Consistent with prior open-weight versions, Gemma 4 is engineered for local machine execution. The two larger Gemma variants, a 26B Mixture of Experts (MoE) and a 31B Dense model, are designed to run unquantized in bfloat16 format on a single 80GB Nvidia H100 GPU. While an H100 represents a substantial investment, these larger models can be quantized to lower precision, enabling deployment on consumer-grade GPUs.

Google emphasizes its focus on reducing latency to maximize the advantages of Gemma's local processing. The 26B Mixture of Experts model notably activates only 3.8 billion of its 26 billion parameters during inference, leading to significantly higher tokens-per-second throughput compared to similarly sized models. The 31B Dense model, conversely, prioritizes quality, with Google anticipating developers will fine-tune it for specific applications.
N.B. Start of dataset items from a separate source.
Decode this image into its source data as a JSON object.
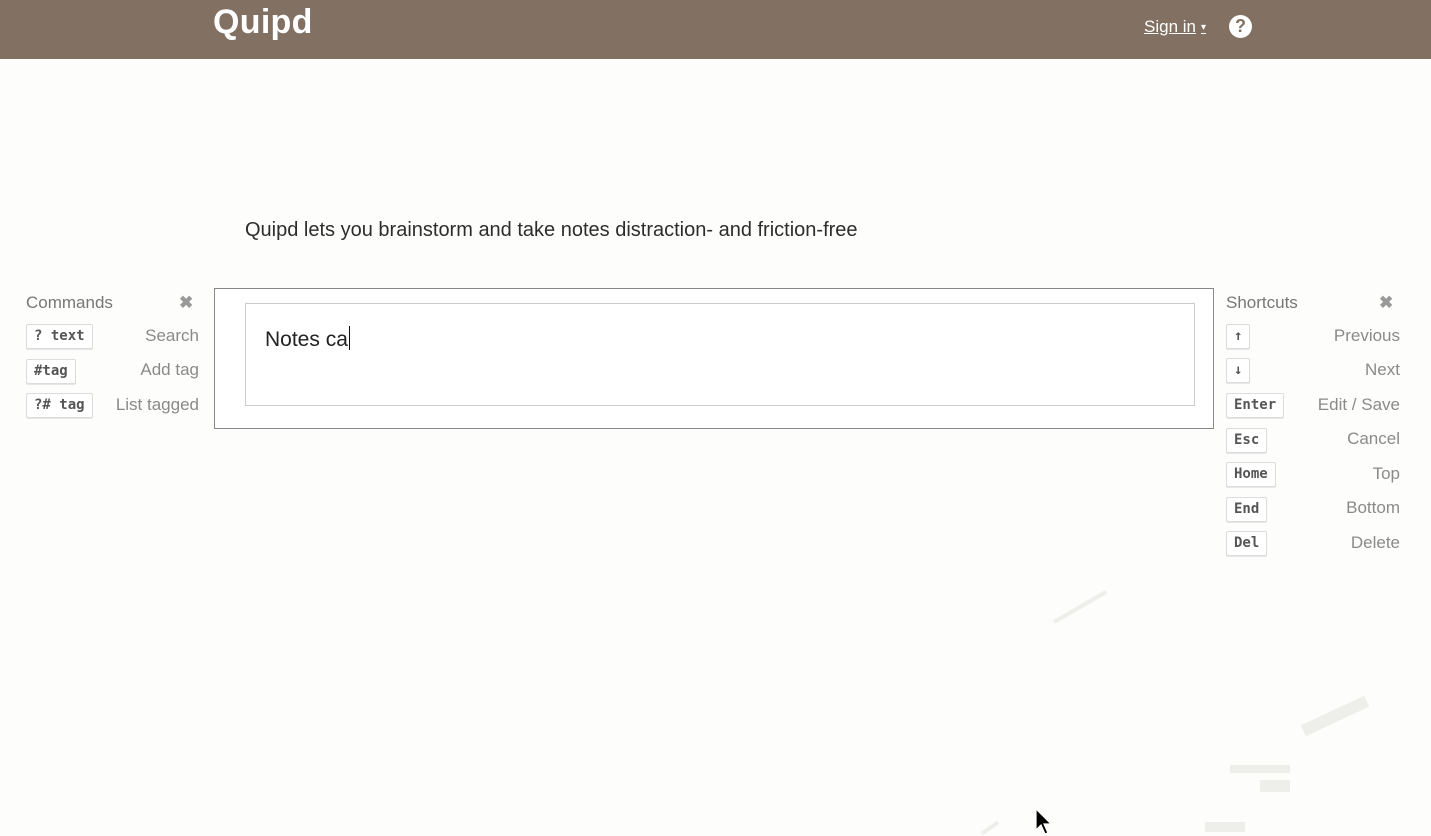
{
  "header": {
    "logo": "Quipd",
    "signin_label": "Sign in",
    "signin_caret": "▾",
    "help_icon": "?"
  },
  "tagline": "Quipd lets you brainstorm and take notes distraction- and friction-free",
  "editor": {
    "value": "Notes ca"
  },
  "commands": {
    "title": "Commands",
    "close_icon": "✖",
    "items": [
      {
        "key": "? text",
        "label": "Search"
      },
      {
        "key": "#tag",
        "label": "Add tag"
      },
      {
        "key": "?# tag",
        "label": "List tagged"
      }
    ]
  },
  "shortcuts": {
    "title": "Shortcuts",
    "close_icon": "✖",
    "items": [
      {
        "key": "↑",
        "label": "Previous"
      },
      {
        "key": "↓",
        "label": "Next"
      },
      {
        "key": "Enter",
        "label": "Edit / Save"
      },
      {
        "key": "Esc",
        "label": "Cancel"
      },
      {
        "key": "Home",
        "label": "Top"
      },
      {
        "key": "End",
        "label": "Bottom"
      },
      {
        "key": "Del",
        "label": "Delete"
      }
    ]
  },
  "colors": {
    "header_bg": "#827163",
    "page_bg": "#fdfdfc"
  }
}
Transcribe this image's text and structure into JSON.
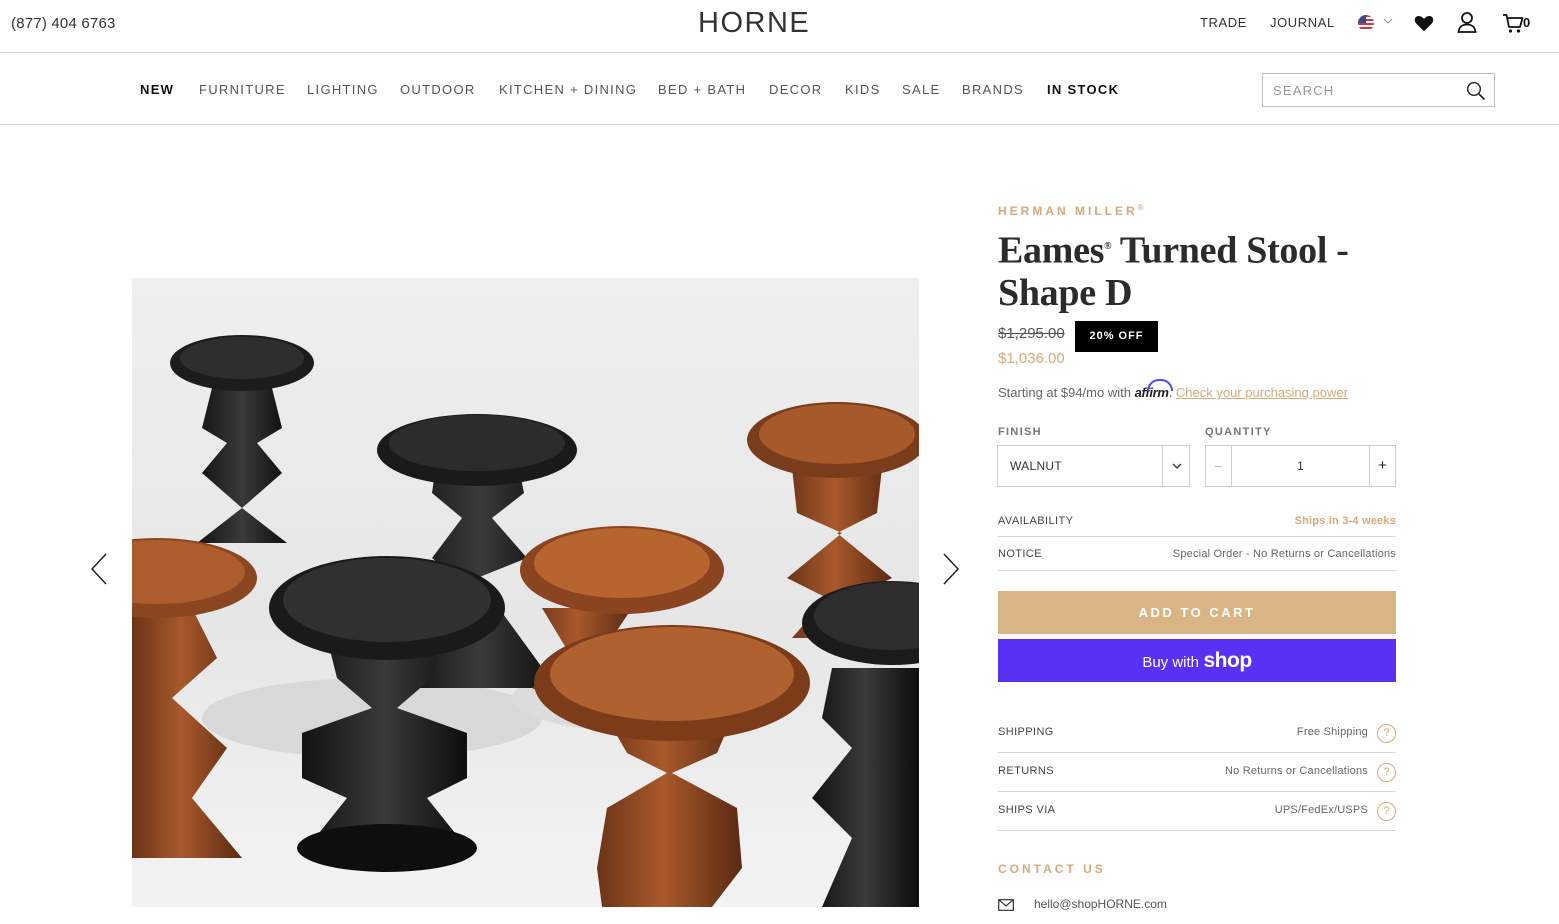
{
  "topbar": {
    "phone": "(877) 404 6763",
    "logo": "HORNE",
    "links": [
      "TRADE",
      "JOURNAL"
    ],
    "cart_count": "0"
  },
  "nav": {
    "items": [
      "NEW",
      "FURNITURE",
      "LIGHTING",
      "OUTDOOR",
      "KITCHEN + DINING",
      "BED + BATH",
      "DECOR",
      "KIDS",
      "SALE",
      "BRANDS",
      "IN STOCK"
    ],
    "search_placeholder": "SEARCH"
  },
  "product": {
    "brand": "HERMAN MILLER",
    "brand_mark": "®",
    "title_part1": "Eames",
    "title_mark": "®",
    "title_part2": " Turned Stool - Shape D",
    "old_price": "$1,295.00",
    "badge": "20% OFF",
    "price": "$1,036.00",
    "affirm_prefix": "Starting at $94/mo with",
    "affirm_logo": "affirm",
    "affirm_link": "Check your purchasing power",
    "finish_label": "FINISH",
    "finish_value": "WALNUT",
    "quantity_label": "QUANTITY",
    "quantity_value": "1",
    "quantity_minus": "−",
    "quantity_plus": "+",
    "availability_label": "AVAILABILITY",
    "availability_value": "Ships in 3-4 weeks",
    "notice_label": "NOTICE",
    "notice_value": "Special Order - No Returns or Cancellations",
    "add_to_cart": "ADD TO CART",
    "buy_with": "Buy with",
    "shop": "shop",
    "shipping_label": "SHIPPING",
    "shipping_value": "Free Shipping",
    "returns_label": "RETURNS",
    "returns_value": "No Returns or Cancellations",
    "ships_via_label": "SHIPS VIA",
    "ships_via_value": "UPS/FedEx/USPS",
    "help": "?",
    "contact_heading": "CONTACT US",
    "email": "hello@shopHORNE.com"
  },
  "colors": {
    "accent": "#d9a979",
    "cart_button": "#d9b586",
    "shop_pay": "#5a31f4",
    "badge": "#000000"
  },
  "icons": [
    "us-flag-icon",
    "chevron-down-icon",
    "heart-icon",
    "user-icon",
    "cart-icon",
    "search-icon",
    "chevron-left-icon",
    "chevron-right-icon",
    "mail-icon"
  ]
}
The two smaller Gemma 4 models, Effective 2B (E2B) and Effective 4B (E4B), are specifically designed for mobile devices and edge computing. These options aim for low memory usage during inference, operating effectively at 2 billion or 4 billion parameters. Google states that its Pixel team collaborated closely with Qualcomm and MediaTek to optimize these models for platforms such as smartphones, Raspberry Pi, and Jetson Nano, promising reduced memory and battery consumption compared to Gemma 3, alongside “near-zero latency.”

All new Gemma 4 models are reported to significantly outperform Gemma 3, with Google asserting they are the most capable models deployable on local hardware. The Gemma 31B model is projected to debut at number three on the Arena list of top open AI models, trailing only GLM-5 and Kimi 2.5. Importantly, even the largest Gemma 4 variant is considerably smaller than these leading competitors, theoretically offering a more cost-effective operational footprint.